Wird während der 3. Verlängerung der Probezeit erneut ein schwerer Verstoß begangen, erfolgt eine weitere Verlängerung erst nach eingehender Prüfung durch die Behörde. Dazu erfolgen die Einholung eines amtsärztlichen Gutachtens sowie eine verkehrspsychologische Untersuchung.

Ein negativer Bescheid führt zum Entzug der Lenkberechtigung.

Was ist ein schwerer Verstoß?

Qualifizierte Übertretungen der StVO, namentlich

  • Fahrerflucht;
  • Fahren gegen die zulässige Fahrtrichtung;
  • Überholen unter gefährlichen Umständen;
  • Nichtbefolgen von gemäß § 52 lit. a Z 4a („Überholen verboten“) und Z 4c („Überholen für Lkw verboten“) kundgemachten Überholverboten;
  • Vorrangverletzung;
  • Überfahren von „Halt”-Zeichen bei geregelten Kreuzungen (insb Missachtung einer rote Ampel);
  • Fahren auf der falschen Richtungsfahrbahn auf Autobahnen („Geisterfahren“).

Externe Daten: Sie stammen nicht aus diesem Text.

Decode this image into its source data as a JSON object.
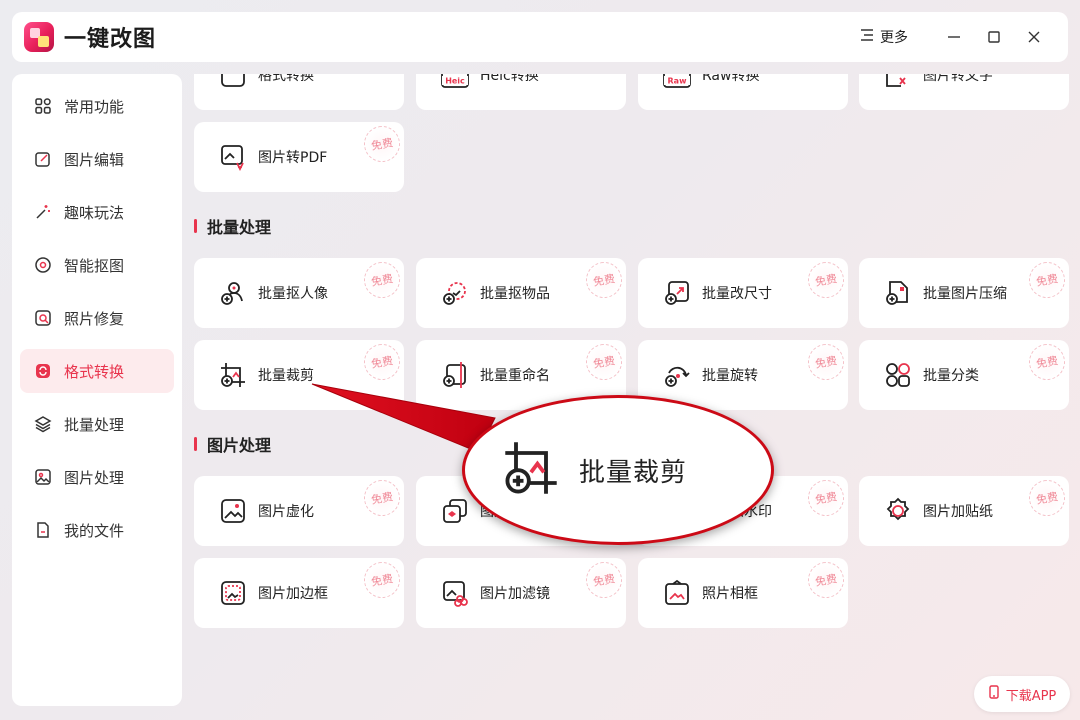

Überschreitung der Höchstgeschwindigkeit

  • um mehr als 20 km/h (im Ortsgebiet);
  • um mehr als 40 km/h (auf allen anderen Straßen).

Alkohol am Steuer

Während der Probezeit gilt eine 0,1 Promillegrenze. Dh ein Kfz darf nur dann gelenkt werden, wenn folgender Alkoholgehalt nicht überschritten werden:

  • Blut: 0,1 g/l
  • Atemluft: 0,05 mg/l

Vor, während & zwischen einer Fahrt darf kein Alkohol konsumiert werden!

Bestimmte strafbare Handlungen nach dem StGB, uzw

  • Fahrlässige Tötung;
  • Fahrlässige Tötung unter besonders gefährlichen Verhältnissen (dh insb unter Einfluss von Alkohol) ;
  • Fahrlässige Körperverletzung;

sofern sie beim Lenken eines Kfz begangen wurden.

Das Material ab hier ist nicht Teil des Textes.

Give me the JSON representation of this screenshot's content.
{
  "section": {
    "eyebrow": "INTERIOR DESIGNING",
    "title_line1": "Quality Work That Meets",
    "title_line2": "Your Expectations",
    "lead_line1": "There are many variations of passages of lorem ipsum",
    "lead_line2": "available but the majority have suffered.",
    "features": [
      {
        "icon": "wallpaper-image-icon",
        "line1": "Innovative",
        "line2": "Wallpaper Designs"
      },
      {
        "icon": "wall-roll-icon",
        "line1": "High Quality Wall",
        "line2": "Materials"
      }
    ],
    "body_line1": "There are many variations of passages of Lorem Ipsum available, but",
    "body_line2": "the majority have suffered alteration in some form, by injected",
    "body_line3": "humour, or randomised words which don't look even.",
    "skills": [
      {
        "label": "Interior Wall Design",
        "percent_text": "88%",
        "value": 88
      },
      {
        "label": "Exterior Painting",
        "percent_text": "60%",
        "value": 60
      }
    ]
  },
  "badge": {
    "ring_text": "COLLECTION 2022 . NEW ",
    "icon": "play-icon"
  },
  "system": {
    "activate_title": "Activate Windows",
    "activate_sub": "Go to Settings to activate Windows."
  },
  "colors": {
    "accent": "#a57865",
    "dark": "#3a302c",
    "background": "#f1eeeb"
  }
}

Nachschulung – Dauer und Kosten

Die Nachschulung ist ein verkehrspsychologischer Kurs, in welchem die Teilnehmer auf die Gefahren, die ihre missbilligte Handlung in sich birgt, sensibilisiert werden sollen. Es handelt sich explizit nicht um ein stundenlanges Tadeln und Belehren, sondern vielmehr um eine gemeinsames Erfassen und Analysieren der Hinter- und Bewegründe der gegenständlichen Handlung.

Wie lange die Nachschulung dauert, hängt von der Art des Verstoßes (bzw ob ein Wiederholungsfall vorliegt) ab, vom Rahmen bewegen wir uns zwischen 4 und 5 Sitzungen à 3 Einheiten (zu je 50 Minuten).